株式会社インターネットイニシアティブ 代表取締役会長 鈴木幸一

 

 最近、「記録」という言葉で連想するのは、スポーツではなく、大雨、高温など、異常な気象現象になってしまったようだ。35度を超す日が続き、39度、40度といった酷暑が続いている。昼間、テレビをつけると、各地の気温が必ず表示されている。熱中症に対する注意喚起の車も巡回しているようで、日に何度か、スピーカーからの声を耳にする。35度でも辟易しているのだが、スペインでは43度を記録したという。43度と言えば、お風呂でも熱いくらいの温度である。大気の43度と、風呂に浸かっている43度では、体感の違いはあるにしても、暑いことに変わりはない。この夏、何度か欧州に行ったのだが、イタリア、パリ、ロンドン、オスロ、ストックホルムと、気温こそ違いはあるのだが、どこも暑かった。1時間で100ミリを超す、短時間集中豪雨という現象も、日本ばかりでなく、欧米でも頻発している。

 「人類の起源はアフリカですが、いよいよ欧州もアフリカ化ですね」と冗談を言ったら、「気象はアフリカ化、難民は中東から広がっている。なにもかもがグローバル化かねえ」と、ドイツの友人からは、あえて他人事のような答えが返ってきた。

 「わが待ちし秋は来にけり 月草の安の川辺に咲きゆくみれば」(安の川は天の川の意)。良寛も老躯となると、夏の暑さに耐えがたくなったようだ。暑さに強いはずの私も、ひんやりとした秋風を待ち望むばかりである。

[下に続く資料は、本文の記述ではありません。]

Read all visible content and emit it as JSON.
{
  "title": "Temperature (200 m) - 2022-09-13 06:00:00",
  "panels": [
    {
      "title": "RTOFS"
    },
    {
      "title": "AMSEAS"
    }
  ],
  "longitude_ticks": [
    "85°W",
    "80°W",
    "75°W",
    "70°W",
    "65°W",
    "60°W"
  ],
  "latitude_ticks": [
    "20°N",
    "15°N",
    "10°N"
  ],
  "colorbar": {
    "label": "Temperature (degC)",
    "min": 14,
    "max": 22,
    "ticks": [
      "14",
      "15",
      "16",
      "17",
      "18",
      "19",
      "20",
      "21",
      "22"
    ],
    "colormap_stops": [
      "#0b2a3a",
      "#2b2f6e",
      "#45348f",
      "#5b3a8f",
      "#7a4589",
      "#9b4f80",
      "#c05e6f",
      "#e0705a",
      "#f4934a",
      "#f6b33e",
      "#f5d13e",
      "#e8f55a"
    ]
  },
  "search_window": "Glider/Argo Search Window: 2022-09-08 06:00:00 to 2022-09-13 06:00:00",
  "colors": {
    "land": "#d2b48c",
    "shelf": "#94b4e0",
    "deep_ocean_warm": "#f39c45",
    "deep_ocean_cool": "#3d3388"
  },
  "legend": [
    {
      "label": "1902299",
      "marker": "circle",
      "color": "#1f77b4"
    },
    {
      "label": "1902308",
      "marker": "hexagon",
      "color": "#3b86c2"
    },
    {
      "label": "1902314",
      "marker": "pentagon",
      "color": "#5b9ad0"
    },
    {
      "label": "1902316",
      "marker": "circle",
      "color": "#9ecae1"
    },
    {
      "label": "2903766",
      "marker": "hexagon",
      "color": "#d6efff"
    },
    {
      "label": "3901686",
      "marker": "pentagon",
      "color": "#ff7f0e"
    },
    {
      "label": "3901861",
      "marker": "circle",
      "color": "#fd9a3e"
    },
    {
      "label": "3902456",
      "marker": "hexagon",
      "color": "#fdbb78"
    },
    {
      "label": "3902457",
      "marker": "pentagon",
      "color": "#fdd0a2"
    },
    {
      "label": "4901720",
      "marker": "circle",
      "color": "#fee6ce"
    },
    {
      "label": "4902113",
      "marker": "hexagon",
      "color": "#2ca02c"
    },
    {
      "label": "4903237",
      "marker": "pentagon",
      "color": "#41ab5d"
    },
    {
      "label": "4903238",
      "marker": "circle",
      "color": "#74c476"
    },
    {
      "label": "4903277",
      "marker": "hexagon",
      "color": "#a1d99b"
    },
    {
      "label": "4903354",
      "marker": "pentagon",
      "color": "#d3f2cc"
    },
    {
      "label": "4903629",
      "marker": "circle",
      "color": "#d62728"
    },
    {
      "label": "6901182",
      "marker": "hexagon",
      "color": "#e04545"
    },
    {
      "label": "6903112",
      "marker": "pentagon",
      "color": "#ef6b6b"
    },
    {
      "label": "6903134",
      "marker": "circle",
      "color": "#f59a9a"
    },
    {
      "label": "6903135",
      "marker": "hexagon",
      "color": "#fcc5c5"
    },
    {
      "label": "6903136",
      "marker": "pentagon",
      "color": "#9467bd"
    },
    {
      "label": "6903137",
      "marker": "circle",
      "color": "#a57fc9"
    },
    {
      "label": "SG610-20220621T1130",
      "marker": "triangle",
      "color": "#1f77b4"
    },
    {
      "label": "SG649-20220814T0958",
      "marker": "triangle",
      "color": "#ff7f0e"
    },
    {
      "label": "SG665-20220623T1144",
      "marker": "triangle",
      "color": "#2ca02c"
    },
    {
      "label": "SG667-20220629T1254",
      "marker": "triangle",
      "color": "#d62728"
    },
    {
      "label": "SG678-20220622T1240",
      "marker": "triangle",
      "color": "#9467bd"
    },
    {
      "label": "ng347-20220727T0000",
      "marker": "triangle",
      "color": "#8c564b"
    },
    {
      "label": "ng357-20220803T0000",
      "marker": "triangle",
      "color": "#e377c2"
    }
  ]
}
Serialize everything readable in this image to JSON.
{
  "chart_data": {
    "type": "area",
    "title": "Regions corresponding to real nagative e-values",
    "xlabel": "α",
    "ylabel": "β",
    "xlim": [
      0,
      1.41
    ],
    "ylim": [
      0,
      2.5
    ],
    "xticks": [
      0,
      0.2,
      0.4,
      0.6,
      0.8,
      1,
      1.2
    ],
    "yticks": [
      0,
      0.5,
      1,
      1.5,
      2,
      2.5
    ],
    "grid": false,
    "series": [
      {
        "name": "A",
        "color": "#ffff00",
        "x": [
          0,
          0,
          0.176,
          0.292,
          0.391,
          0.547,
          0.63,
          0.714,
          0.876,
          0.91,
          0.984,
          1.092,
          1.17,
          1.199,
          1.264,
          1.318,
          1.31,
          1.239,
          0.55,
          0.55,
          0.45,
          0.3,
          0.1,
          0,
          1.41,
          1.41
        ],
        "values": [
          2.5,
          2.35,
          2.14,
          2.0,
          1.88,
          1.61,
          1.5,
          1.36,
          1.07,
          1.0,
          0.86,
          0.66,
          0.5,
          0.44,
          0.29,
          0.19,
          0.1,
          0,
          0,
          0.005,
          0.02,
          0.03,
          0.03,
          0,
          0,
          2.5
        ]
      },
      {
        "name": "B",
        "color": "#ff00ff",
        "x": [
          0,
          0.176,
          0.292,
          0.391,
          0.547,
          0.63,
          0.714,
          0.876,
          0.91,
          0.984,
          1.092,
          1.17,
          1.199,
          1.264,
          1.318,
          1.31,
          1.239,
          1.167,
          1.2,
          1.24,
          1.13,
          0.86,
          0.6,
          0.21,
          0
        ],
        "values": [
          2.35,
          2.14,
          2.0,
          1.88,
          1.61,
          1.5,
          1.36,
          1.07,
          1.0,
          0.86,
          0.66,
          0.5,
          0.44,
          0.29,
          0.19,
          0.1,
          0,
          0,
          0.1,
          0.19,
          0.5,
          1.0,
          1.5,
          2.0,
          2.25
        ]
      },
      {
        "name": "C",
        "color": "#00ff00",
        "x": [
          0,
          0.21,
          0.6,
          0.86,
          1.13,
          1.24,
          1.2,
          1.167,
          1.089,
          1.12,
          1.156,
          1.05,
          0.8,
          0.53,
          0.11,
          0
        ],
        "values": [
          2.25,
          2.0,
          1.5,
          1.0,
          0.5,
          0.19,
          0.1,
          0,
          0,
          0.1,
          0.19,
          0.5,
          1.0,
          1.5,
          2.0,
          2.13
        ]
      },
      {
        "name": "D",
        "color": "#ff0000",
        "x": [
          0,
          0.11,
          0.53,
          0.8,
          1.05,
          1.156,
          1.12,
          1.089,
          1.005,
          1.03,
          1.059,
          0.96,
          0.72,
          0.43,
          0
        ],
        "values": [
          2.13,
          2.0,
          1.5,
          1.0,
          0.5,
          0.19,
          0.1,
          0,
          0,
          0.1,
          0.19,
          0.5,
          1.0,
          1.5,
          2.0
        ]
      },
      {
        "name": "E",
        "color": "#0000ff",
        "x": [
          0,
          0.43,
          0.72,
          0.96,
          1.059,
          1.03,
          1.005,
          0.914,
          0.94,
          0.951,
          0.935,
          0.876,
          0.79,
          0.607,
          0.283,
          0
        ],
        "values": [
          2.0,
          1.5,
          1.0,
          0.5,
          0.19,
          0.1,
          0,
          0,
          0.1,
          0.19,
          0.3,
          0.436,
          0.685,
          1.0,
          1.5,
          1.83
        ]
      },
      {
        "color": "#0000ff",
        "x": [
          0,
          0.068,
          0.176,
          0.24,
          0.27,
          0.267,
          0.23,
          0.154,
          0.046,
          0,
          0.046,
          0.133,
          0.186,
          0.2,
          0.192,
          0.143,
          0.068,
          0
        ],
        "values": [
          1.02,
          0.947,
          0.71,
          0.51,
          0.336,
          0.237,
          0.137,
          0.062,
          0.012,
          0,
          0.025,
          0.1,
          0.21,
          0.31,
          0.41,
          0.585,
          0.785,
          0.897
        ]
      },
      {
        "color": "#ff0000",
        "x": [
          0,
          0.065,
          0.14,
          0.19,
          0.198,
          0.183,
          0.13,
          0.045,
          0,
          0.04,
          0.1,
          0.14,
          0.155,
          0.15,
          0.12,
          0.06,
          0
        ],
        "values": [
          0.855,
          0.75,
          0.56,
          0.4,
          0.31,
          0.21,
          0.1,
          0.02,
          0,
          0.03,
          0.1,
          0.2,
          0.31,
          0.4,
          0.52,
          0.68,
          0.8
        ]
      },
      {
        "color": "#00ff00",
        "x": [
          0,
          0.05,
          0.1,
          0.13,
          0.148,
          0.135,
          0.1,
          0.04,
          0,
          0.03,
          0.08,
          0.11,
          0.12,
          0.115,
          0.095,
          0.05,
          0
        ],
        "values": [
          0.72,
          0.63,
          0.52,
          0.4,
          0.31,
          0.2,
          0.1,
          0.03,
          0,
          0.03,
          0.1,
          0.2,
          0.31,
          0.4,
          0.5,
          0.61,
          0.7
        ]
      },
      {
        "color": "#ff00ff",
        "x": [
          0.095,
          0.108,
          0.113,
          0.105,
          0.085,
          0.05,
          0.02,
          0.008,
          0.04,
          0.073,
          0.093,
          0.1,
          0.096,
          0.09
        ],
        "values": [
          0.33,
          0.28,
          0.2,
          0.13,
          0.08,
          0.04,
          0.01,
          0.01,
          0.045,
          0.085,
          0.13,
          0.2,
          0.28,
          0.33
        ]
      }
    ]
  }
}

 ゲノムDNA研究の発展で、人類の起源に対する解明が進んでいるようで、先般もホモ・サピエンスとネアンデルタール人が交雑していたことが、ゲノムDNAによって証明されたという本を読んでいたのだが、科学技術の進展によって、人間の存在そのものの知見が覆されるような研究が進むのだろう。

 コンピュータリゼーションが始まった時代に高校生となり、巨大な空間を占有していた真空管コンピュータを見学した私など、旧石器とは言わないまでも、縄文、弥生の時代から関わっている気がしてくる。若い人は、EDPという言葉すら無縁なようだが、私が新聞の求人欄から入社試験を受け、社会人となった求人広告は「EDP研究開発要員募集」というものだった。「エレクトロニック・データ・プロセッシング」の頭文字をとると、EDPとなる。その頃、ダグラス・エンゲルバートが主導したコンピュータ技術による通信のデモンストレーションを雑誌で知ったのである。ずいぶんと長い付き合いである。

 ネットワークの高速化によって、データの収集がほぼリアルタイムで実現し、その処理(プロセッシング)の速度も3年後くらいには、現在の8倍になると予想されている。処理速度が8倍になる状況を想定すると、現在、あらゆる局面で話題にされているAIも、汎用システムとして利用が可能となるはずで、AIの利用によって、働き方から、社会や個人の行動、プライバシーに至るまで、すべての在り方が変わっていくのだろう。AIの基礎理論は、私が学生時代に齧った理論からそう変化していないようだが、ネットワークとプロセッシングの超高速化が実現することによって、その利用が違った次元で実現する時代はすぐにくるはずである。たかが推測統計ではないかと、高を括るわけではないが、巨大な技術革新が世界のあらゆる仕組みを変えてしまうことの凄さというか、恐ろしさを改めて予感するのだが、夏の酷暑に呆然としたままの年齢になった私は、秋の冷気を待ち望むばかりである。